Ground Zero: Is being neighbourly just being nosey?
For days, retiree Pee Cheng Hai, 74, lay dead in his flat's utility room next to the toilet.
As his body slowly decomposed, life went on for his wife Chew Ah Hong, 64, and their son Pee Joo Tiong, 30, who lived with him in their three-room flat at Ghim Moh Road.
It seemed that despite the growing stench of decomposing flesh, mother and son chose to do nothing.
And it was only on the fifth day that Madam Chew, who slept in a separate room and had a troubled relationship with her husband, made a police report about Mr Pee's death.
This tragic story, which The New Paper reported on Thursday, touched a raw nerve with our readers judging by online comments.
Ms Siti Nor'aini A S writes: "I guess this (happens) when one (doesn't) communicate with each other... Stay under the same roof and yet not know you are dead for five days is just so sad..."
Heartlanders share our readers' sentiments, saddened by the seemingly cold attitude of a family that, for the most part, seemed to be just trying to get by in life.
Mother and son said they were too busy working from 4 to 9am. They have been distributing free newspapers at Buona Vista MRT station since 2012.
Mr Eric Leow, 50, who sells fishballs at Marine Parade, says: "It is sad when a family breaks down this way. Sadder still when some members feel that making a living is more important than caring for each other."
Fishmonger Lim (as he prefers to be called), 54, calls out in Mandarin from his stall next door: "Eh, Miss Reporter, this is life, lah.
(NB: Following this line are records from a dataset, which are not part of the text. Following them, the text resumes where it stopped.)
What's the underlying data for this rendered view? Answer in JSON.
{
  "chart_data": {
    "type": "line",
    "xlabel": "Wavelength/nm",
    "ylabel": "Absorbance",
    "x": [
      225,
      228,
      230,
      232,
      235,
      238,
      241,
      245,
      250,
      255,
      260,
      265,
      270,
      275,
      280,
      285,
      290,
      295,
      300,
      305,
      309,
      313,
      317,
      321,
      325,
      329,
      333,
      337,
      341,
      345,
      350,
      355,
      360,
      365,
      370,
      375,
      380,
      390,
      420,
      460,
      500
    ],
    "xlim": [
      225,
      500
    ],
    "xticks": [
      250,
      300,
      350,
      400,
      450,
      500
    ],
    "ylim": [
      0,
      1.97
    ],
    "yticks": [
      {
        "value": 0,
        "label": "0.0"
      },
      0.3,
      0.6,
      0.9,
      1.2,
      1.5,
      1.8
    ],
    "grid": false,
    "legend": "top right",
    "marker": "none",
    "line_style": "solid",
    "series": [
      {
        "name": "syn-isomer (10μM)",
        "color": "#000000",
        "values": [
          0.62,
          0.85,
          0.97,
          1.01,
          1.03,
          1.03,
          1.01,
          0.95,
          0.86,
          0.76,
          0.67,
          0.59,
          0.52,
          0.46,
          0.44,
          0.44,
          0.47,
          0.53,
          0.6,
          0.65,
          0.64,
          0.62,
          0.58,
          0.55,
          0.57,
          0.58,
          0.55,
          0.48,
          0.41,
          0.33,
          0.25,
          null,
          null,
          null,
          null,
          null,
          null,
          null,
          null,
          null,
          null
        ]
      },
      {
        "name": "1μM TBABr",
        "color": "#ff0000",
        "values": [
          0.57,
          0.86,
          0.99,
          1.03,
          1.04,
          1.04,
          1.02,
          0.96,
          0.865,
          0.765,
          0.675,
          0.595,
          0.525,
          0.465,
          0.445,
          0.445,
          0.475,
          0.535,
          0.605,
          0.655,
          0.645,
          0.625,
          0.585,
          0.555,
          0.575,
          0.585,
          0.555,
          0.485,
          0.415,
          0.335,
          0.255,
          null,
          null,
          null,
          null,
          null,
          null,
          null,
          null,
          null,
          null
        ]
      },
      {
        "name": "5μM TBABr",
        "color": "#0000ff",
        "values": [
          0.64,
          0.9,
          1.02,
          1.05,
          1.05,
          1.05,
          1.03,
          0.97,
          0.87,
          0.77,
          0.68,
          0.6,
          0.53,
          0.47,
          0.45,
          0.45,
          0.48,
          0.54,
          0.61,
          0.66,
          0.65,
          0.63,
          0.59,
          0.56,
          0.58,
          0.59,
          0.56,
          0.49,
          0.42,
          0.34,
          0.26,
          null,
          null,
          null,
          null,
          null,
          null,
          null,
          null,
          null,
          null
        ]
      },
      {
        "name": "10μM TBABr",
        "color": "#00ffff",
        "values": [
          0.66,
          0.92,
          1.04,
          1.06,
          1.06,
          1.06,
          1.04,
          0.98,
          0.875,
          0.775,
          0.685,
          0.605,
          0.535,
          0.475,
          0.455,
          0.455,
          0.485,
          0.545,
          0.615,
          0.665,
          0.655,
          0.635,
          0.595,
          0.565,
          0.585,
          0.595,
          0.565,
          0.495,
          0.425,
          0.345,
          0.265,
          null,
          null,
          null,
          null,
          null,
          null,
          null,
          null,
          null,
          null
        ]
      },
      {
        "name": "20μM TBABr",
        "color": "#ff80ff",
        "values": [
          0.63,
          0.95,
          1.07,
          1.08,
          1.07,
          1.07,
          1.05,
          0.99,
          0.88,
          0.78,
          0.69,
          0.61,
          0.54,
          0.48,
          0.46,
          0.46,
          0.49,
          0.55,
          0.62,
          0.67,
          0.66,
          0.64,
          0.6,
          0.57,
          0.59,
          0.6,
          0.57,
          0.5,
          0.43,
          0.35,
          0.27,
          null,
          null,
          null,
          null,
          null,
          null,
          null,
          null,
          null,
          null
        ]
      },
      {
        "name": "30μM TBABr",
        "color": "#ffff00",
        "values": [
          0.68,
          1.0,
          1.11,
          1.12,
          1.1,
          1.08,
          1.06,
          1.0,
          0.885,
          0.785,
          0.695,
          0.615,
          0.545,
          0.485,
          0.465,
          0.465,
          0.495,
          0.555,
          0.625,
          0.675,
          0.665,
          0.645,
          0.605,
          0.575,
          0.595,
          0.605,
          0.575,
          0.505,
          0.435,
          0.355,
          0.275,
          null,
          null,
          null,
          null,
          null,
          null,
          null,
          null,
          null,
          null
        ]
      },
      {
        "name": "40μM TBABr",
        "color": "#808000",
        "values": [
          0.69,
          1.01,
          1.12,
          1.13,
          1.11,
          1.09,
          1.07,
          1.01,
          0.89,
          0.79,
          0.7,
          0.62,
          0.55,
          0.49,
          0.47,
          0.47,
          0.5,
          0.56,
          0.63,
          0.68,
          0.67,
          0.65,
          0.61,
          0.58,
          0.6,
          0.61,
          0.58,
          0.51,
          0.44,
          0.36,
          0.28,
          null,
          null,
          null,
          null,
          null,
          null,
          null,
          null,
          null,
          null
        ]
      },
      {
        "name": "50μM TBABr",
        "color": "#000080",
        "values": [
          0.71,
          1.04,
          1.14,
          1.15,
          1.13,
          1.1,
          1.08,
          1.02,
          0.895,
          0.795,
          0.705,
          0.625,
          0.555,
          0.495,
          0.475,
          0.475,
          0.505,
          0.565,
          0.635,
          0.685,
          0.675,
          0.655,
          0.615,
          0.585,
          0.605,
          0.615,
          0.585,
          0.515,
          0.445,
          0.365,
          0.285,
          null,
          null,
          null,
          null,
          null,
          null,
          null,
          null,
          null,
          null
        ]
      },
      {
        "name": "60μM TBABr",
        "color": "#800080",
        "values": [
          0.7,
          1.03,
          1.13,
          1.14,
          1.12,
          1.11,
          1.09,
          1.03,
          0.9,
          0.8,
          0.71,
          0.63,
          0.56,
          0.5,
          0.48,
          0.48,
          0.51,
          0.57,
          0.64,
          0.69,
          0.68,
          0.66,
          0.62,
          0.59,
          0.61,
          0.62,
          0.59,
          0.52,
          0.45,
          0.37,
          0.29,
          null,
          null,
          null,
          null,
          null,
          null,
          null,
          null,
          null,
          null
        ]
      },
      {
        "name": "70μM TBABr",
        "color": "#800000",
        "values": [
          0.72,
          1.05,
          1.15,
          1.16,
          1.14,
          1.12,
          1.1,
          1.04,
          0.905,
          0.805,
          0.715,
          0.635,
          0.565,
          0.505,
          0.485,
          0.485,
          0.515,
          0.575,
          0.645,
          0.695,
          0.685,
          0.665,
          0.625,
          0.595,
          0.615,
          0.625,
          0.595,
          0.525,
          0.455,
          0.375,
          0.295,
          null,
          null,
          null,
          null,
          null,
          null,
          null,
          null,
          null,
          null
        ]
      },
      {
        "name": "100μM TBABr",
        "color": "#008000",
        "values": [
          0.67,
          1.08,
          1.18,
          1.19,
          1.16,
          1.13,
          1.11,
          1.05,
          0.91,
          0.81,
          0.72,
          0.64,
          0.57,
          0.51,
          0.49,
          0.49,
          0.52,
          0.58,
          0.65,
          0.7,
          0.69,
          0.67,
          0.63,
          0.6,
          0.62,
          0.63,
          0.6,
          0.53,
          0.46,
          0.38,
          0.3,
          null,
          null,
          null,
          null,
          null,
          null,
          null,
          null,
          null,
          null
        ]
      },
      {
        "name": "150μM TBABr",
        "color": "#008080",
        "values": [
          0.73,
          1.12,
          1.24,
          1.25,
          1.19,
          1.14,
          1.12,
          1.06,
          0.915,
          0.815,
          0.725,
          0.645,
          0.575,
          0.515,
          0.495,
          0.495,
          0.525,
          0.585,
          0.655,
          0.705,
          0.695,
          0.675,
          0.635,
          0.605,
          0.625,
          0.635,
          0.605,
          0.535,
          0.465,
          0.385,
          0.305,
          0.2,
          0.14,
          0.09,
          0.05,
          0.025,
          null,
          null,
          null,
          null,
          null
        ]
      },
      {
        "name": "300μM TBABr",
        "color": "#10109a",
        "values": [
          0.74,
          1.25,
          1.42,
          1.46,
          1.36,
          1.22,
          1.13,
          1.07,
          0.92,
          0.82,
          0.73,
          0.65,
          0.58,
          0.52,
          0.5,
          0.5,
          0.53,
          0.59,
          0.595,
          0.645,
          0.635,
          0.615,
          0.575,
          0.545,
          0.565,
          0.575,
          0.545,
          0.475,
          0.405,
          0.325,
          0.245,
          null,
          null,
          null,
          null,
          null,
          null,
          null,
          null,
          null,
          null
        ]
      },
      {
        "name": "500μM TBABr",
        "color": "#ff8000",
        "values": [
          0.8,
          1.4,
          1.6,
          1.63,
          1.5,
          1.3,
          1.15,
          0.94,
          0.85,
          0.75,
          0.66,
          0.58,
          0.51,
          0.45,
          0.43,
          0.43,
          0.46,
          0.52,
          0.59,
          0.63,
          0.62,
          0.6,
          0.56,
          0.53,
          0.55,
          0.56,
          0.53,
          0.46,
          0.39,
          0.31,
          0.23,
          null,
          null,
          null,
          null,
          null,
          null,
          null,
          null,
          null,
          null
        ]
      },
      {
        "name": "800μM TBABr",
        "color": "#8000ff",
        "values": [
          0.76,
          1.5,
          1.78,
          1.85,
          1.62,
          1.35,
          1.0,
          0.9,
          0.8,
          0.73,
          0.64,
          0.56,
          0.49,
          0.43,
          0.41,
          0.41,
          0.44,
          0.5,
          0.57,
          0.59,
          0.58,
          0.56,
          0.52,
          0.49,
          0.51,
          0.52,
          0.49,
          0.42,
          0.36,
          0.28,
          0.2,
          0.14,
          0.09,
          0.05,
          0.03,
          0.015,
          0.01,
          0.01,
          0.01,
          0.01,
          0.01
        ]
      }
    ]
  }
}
"You know the saying, 'jia jia you ben nan nian de jing' (every household has its story)? Unless you are them, you won't know the struggles or issues they have."
Mr Lim is particularly affected because he says he can identify with the Pee family's situation.
He and his wife hardly talk to each other for "reasons I cannot even remember" since it has been more than a decade.
The younger of his two daughters, who is single, lives with them, but they exchange "fewer than 10 sentences" in a month.
Mr Lim's elder daughter, who lives two blocks from his four-room flat in Eunos, visits only on festive occasions.
Says Mr Lim matter-of-factly: "I always tell anyone who is interested or bothered to listen that one day, I may just 'kong kar kiao' (Hokkien for die) and no one will care even if my body was rotting.
"I can only hope that my neighbours discover it and call the police."
Mr Lim's words tug at my heart.
It is easy to mouth platitudes about domestic situations when a tragedy happens.
But there is a fine line between minding our own business and putting on a "kaypoh" cap when we sense that something is amiss next door.
Take Mr Pee's case, for example. Did the neighbours not detect the stench of decomposing flesh?
At what point do you step in? I admit, it is not easy to decide.
There is a Chinese saying that goes "yuan qin bu ru jin lin" (a close neighbour is better than a distant relative).
So the very least we could do is to get to know our neighbours, even if it is only the ones next door.
It is perhaps an occupational hazard, but I am acquainted with at least half of the 48 families living in my HDB block.
One neighbour knows that her young son can always count on my husband and me to rush over if her husband has one of his fits when she is not at home.
It is about keeping an eye out for those living closest to us, and stretching a hand out in support - because you never know when that may save a life.